Assignment of error No. Y insists that the Trial Judge erred in refusing to grant a new trial on the *80ground of newly discovered evidence, namely the testimony of one Hollis Harrison who would testify that he was driving south on U. S. Highway 45E and passed the scene immediately prior to the accident and saw the lights of a motor vehicle proceeding eastward, along the farm road approaching the highway and being evidently the Puckett farm truck.

Assignment of error No. VI complains of the refusal to grant a new trial on the grounds of newly discovered evidence, namely the testimony of Lloyd Poster and wife, Mattie Poster, friends and neighbors of John D. Laster, who on Sunday following the accident visited Mr. Laster in the Jaokson-Madison County Hospital and who would testify that Laster recognized them and greeted them and told them that he never did see the truck which he struck and that Laster appeared rational and normal during the entire conversation. Also defendant submitted an affidavit of Clyde E. Stout, a friend and neighbor of Mr. Laster, who visited him in the hospital within a few days after the accident and to whom Laster allegedly told, “I am told that I ran under the back of Henry Puckett’s truck but I never saw the truck, ’ ’ and that Stout would testify that Laster appeared to be entirely rational.

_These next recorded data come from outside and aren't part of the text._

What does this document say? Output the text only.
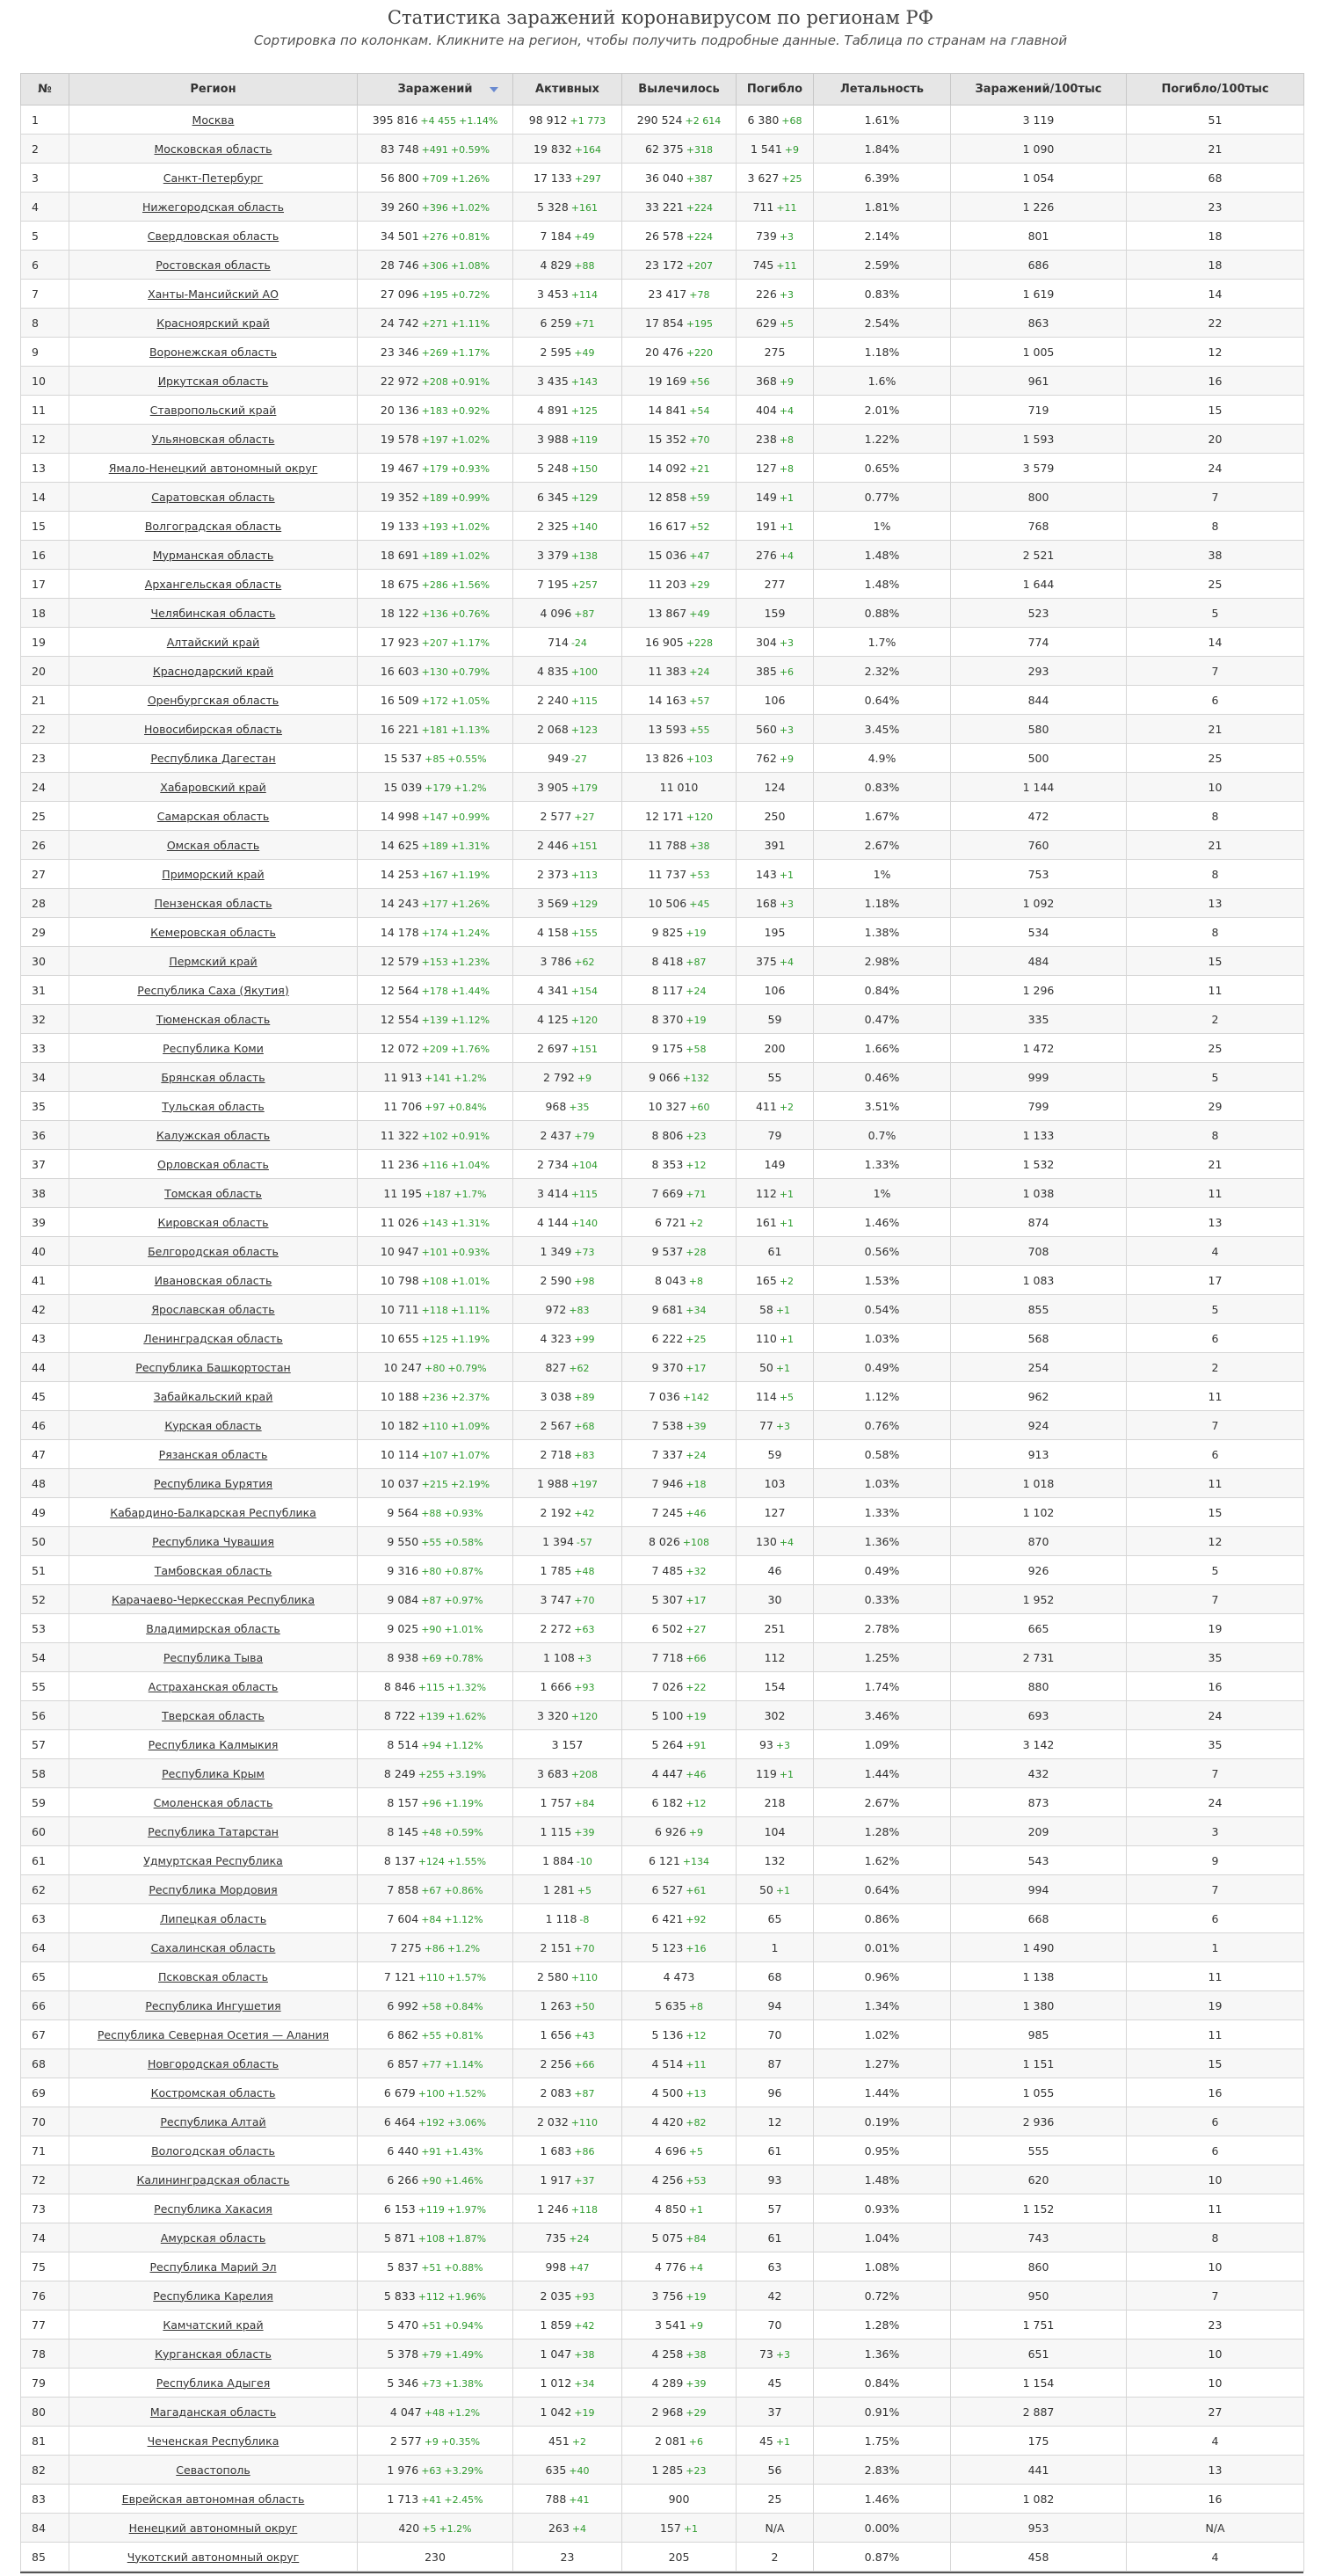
Статистика заражений коронавирусом по регионам РФ
Сортировка по колонкам. Кликните на регион, чтобы получить подробные данные. Таблица по странам на главной
№	Регион	Заражений	Активных	Вылечилось	Погибло	Летальность	Заражений/100тыс	Погибло/100тыс
1	Москва	395 816 +4 455 +1.14%	98 912 +1 773	290 524 +2 614	6 380 +68	1.61%	3 119	51
2	Московская область	83 748 +491 +0.59%	19 832 +164	62 375 +318	1 541 +9	1.84%	1 090	21
3	Санкт-Петербург	56 800 +709 +1.26%	17 133 +297	36 040 +387	3 627 +25	6.39%	1 054	68
4	Нижегородская область	39 260 +396 +1.02%	5 328 +161	33 221 +224	711 +11	1.81%	1 226	23
5	Свердловская область	34 501 +276 +0.81%	7 184 +49	26 578 +224	739 +3	2.14%	801	18
6	Ростовская область	28 746 +306 +1.08%	4 829 +88	23 172 +207	745 +11	2.59%	686	18
7	Ханты-Мансийский АО	27 096 +195 +0.72%	3 453 +114	23 417 +78	226 +3	0.83%	1 619	14
8	Красноярский край	24 742 +271 +1.11%	6 259 +71	17 854 +195	629 +5	2.54%	863	22
9	Воронежская область	23 346 +269 +1.17%	2 595 +49	20 476 +220	275	1.18%	1 005	12
10	Иркутская область	22 972 +208 +0.91%	3 435 +143	19 169 +56	368 +9	1.6%	961	16
11	Ставропольский край	20 136 +183 +0.92%	4 891 +125	14 841 +54	404 +4	2.01%	719	15
12	Ульяновская область	19 578 +197 +1.02%	3 988 +119	15 352 +70	238 +8	1.22%	1 593	20
13	Ямало-Ненецкий автономный округ	19 467 +179 +0.93%	5 248 +150	14 092 +21	127 +8	0.65%	3 579	24
14	Саратовская область	19 352 +189 +0.99%	6 345 +129	12 858 +59	149 +1	0.77%	800	7
15	Волгоградская область	19 133 +193 +1.02%	2 325 +140	16 617 +52	191 +1	1%	768	8
16	Мурманская область	18 691 +189 +1.02%	3 379 +138	15 036 +47	276 +4	1.48%	2 521	38
17	Архангельская область	18 675 +286 +1.56%	7 195 +257	11 203 +29	277	1.48%	1 644	25
18	Челябинская область	18 122 +136 +0.76%	4 096 +87	13 867 +49	159	0.88%	523	5
19	Алтайский край	17 923 +207 +1.17%	714 -24	16 905 +228	304 +3	1.7%	774	14
20	Краснодарский край	16 603 +130 +0.79%	4 835 +100	11 383 +24	385 +6	2.32%	293	7
21	Оренбургская область	16 509 +172 +1.05%	2 240 +115	14 163 +57	106	0.64%	844	6
22	Новосибирская область	16 221 +181 +1.13%	2 068 +123	13 593 +55	560 +3	3.45%	580	21
23	Республика Дагестан	15 537 +85 +0.55%	949 -27	13 826 +103	762 +9	4.9%	500	25
24	Хабаровский край	15 039 +179 +1.2%	3 905 +179	11 010	124	0.83%	1 144	10
25	Самарская область	14 998 +147 +0.99%	2 577 +27	12 171 +120	250	1.67%	472	8
26	Омская область	14 625 +189 +1.31%	2 446 +151	11 788 +38	391	2.67%	760	21
27	Приморский край	14 253 +167 +1.19%	2 373 +113	11 737 +53	143 +1	1%	753	8
28	Пензенская область	14 243 +177 +1.26%	3 569 +129	10 506 +45	168 +3	1.18%	1 092	13
29	Кемеровская область	14 178 +174 +1.24%	4 158 +155	9 825 +19	195	1.38%	534	8
30	Пермский край	12 579 +153 +1.23%	3 786 +62	8 418 +87	375 +4	2.98%	484	15
31	Республика Саха (Якутия)	12 564 +178 +1.44%	4 341 +154	8 117 +24	106	0.84%	1 296	11
32	Тюменская область	12 554 +139 +1.12%	4 125 +120	8 370 +19	59	0.47%	335	2
33	Республика Коми	12 072 +209 +1.76%	2 697 +151	9 175 +58	200	1.66%	1 472	25
34	Брянская область	11 913 +141 +1.2%	2 792 +9	9 066 +132	55	0.46%	999	5
35	Тульская область	11 706 +97 +0.84%	968 +35	10 327 +60	411 +2	3.51%	799	29
36	Калужская область	11 322 +102 +0.91%	2 437 +79	8 806 +23	79	0.7%	1 133	8
37	Орловская область	11 236 +116 +1.04%	2 734 +104	8 353 +12	149	1.33%	1 532	21
38	Томская область	11 195 +187 +1.7%	3 414 +115	7 669 +71	112 +1	1%	1 038	11
39	Кировская область	11 026 +143 +1.31%	4 144 +140	6 721 +2	161 +1	1.46%	874	13
40	Белгородская область	10 947 +101 +0.93%	1 349 +73	9 537 +28	61	0.56%	708	4
41	Ивановская область	10 798 +108 +1.01%	2 590 +98	8 043 +8	165 +2	1.53%	1 083	17
42	Ярославская область	10 711 +118 +1.11%	972 +83	9 681 +34	58 +1	0.54%	855	5
43	Ленинградская область	10 655 +125 +1.19%	4 323 +99	6 222 +25	110 +1	1.03%	568	6
44	Республика Башкортостан	10 247 +80 +0.79%	827 +62	9 370 +17	50 +1	0.49%	254	2
45	Забайкальский край	10 188 +236 +2.37%	3 038 +89	7 036 +142	114 +5	1.12%	962	11
46	Курская область	10 182 +110 +1.09%	2 567 +68	7 538 +39	77 +3	0.76%	924	7
47	Рязанская область	10 114 +107 +1.07%	2 718 +83	7 337 +24	59	0.58%	913	6
48	Республика Бурятия	10 037 +215 +2.19%	1 988 +197	7 946 +18	103	1.03%	1 018	11
49	Кабардино-Балкарская Республика	9 564 +88 +0.93%	2 192 +42	7 245 +46	127	1.33%	1 102	15
50	Республика Чувашия	9 550 +55 +0.58%	1 394 -57	8 026 +108	130 +4	1.36%	870	12
51	Тамбовская область	9 316 +80 +0.87%	1 785 +48	7 485 +32	46	0.49%	926	5
52	Карачаево-Черкесская Республика	9 084 +87 +0.97%	3 747 +70	5 307 +17	30	0.33%	1 952	7
53	Владимирская область	9 025 +90 +1.01%	2 272 +63	6 502 +27	251	2.78%	665	19
54	Республика Тыва	8 938 +69 +0.78%	1 108 +3	7 718 +66	112	1.25%	2 731	35
55	Астраханская область	8 846 +115 +1.32%	1 666 +93	7 026 +22	154	1.74%	880	16
56	Тверская область	8 722 +139 +1.62%	3 320 +120	5 100 +19	302	3.46%	693	24
57	Республика Калмыкия	8 514 +94 +1.12%	3 157	5 264 +91	93 +3	1.09%	3 142	35
58	Республика Крым	8 249 +255 +3.19%	3 683 +208	4 447 +46	119 +1	1.44%	432	7
59	Смоленская область	8 157 +96 +1.19%	1 757 +84	6 182 +12	218	2.67%	873	24
60	Республика Татарстан	8 145 +48 +0.59%	1 115 +39	6 926 +9	104	1.28%	209	3
61	Удмуртская Республика	8 137 +124 +1.55%	1 884 -10	6 121 +134	132	1.62%	543	9
62	Республика Мордовия	7 858 +67 +0.86%	1 281 +5	6 527 +61	50 +1	0.64%	994	7
63	Липецкая область	7 604 +84 +1.12%	1 118 -8	6 421 +92	65	0.86%	668	6
64	Сахалинская область	7 275 +86 +1.2%	2 151 +70	5 123 +16	1	0.01%	1 490	1
65	Псковская область	7 121 +110 +1.57%	2 580 +110	4 473	68	0.96%	1 138	11
66	Республика Ингушетия	6 992 +58 +0.84%	1 263 +50	5 635 +8	94	1.34%	1 380	19
67	Республика Северная Осетия — Алания	6 862 +55 +0.81%	1 656 +43	5 136 +12	70	1.02%	985	11
68	Новгородская область	6 857 +77 +1.14%	2 256 +66	4 514 +11	87	1.27%	1 151	15
69	Костромская область	6 679 +100 +1.52%	2 083 +87	4 500 +13	96	1.44%	1 055	16
70	Республика Алтай	6 464 +192 +3.06%	2 032 +110	4 420 +82	12	0.19%	2 936	6
71	Вологодская область	6 440 +91 +1.43%	1 683 +86	4 696 +5	61	0.95%	555	6
72	Калининградская область	6 266 +90 +1.46%	1 917 +37	4 256 +53	93	1.48%	620	10
73	Республика Хакасия	6 153 +119 +1.97%	1 246 +118	4 850 +1	57	0.93%	1 152	11
74	Амурская область	5 871 +108 +1.87%	735 +24	5 075 +84	61	1.04%	743	8
75	Республика Марий Эл	5 837 +51 +0.88%	998 +47	4 776 +4	63	1.08%	860	10
76	Республика Карелия	5 833 +112 +1.96%	2 035 +93	3 756 +19	42	0.72%	950	7
77	Камчатский край	5 470 +51 +0.94%	1 859 +42	3 541 +9	70	1.28%	1 751	23
78	Курганская область	5 378 +79 +1.49%	1 047 +38	4 258 +38	73 +3	1.36%	651	10
79	Республика Адыгея	5 346 +73 +1.38%	1 012 +34	4 289 +39	45	0.84%	1 154	10
80	Магаданская область	4 047 +48 +1.2%	1 042 +19	2 968 +29	37	0.91%	2 887	27
81	Чеченская Республика	2 577 +9 +0.35%	451 +2	2 081 +6	45 +1	1.75%	175	4
82	Севастополь	1 976 +63 +3.29%	635 +40	1 285 +23	56	2.83%	441	13
83	Еврейская автономная область	1 713 +41 +2.45%	788 +41	900	25	1.46%	1 082	16
84	Ненецкий автономный округ	420 +5 +1.2%	263 +4	157 +1	N/A	0.00%	953	N/A
85	Чукотский автономный округ	230	23	205	2	0.87%	458	4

Assignment of error No. VII insists that the defendant was entitled to a new trial on the grounds of newly discovered evidence as shown by the affidavit of several witnesses that the way the pickup truck was jammed in under the center of the back of the Puckett farm truck all the way up to its windshield it would have been impossible for a person to see the taillight assembly on the Puckett farm truck and that after the trucks were *81disengaged the taillight assembly was found to have been completely smashed and demolished in the collision.

His Honor the Trial Judge quite properly overruled that portion of the defendant’s motion for a new trial based upon newly discovered evidence for two reasons: First, the evidence sought to be introduced is in a large measure cumulative to the testimony of the defendant and his witnesses who were occupants of the truck along with him. In the second place and more importantly, the defendant and his solicitor have failed to show that the evidence sought to be introduced on the second trial could not have been discovered before the first trial by the exercise of due diligence. Tabler v. Connor, 60 Tenn. 195, and Illinois Central R. R. v. Exum, 1955, 41 Tenn. App. 450, 296 S.W.2d 372. Therefore, assignments of error Y, VI and VII are respectfully overruled.

For the errors shown above the judgment of the lower court is reversed and the cause will be remanded for a new trial consistent with this opinion. The costs of this appeal are taxed against the plaintiff below, John D. Laster. The costs accrued in the court below will abide the results of the subsequent trial.

Avery, P.J. (W.S.), and Bejach, J., concur.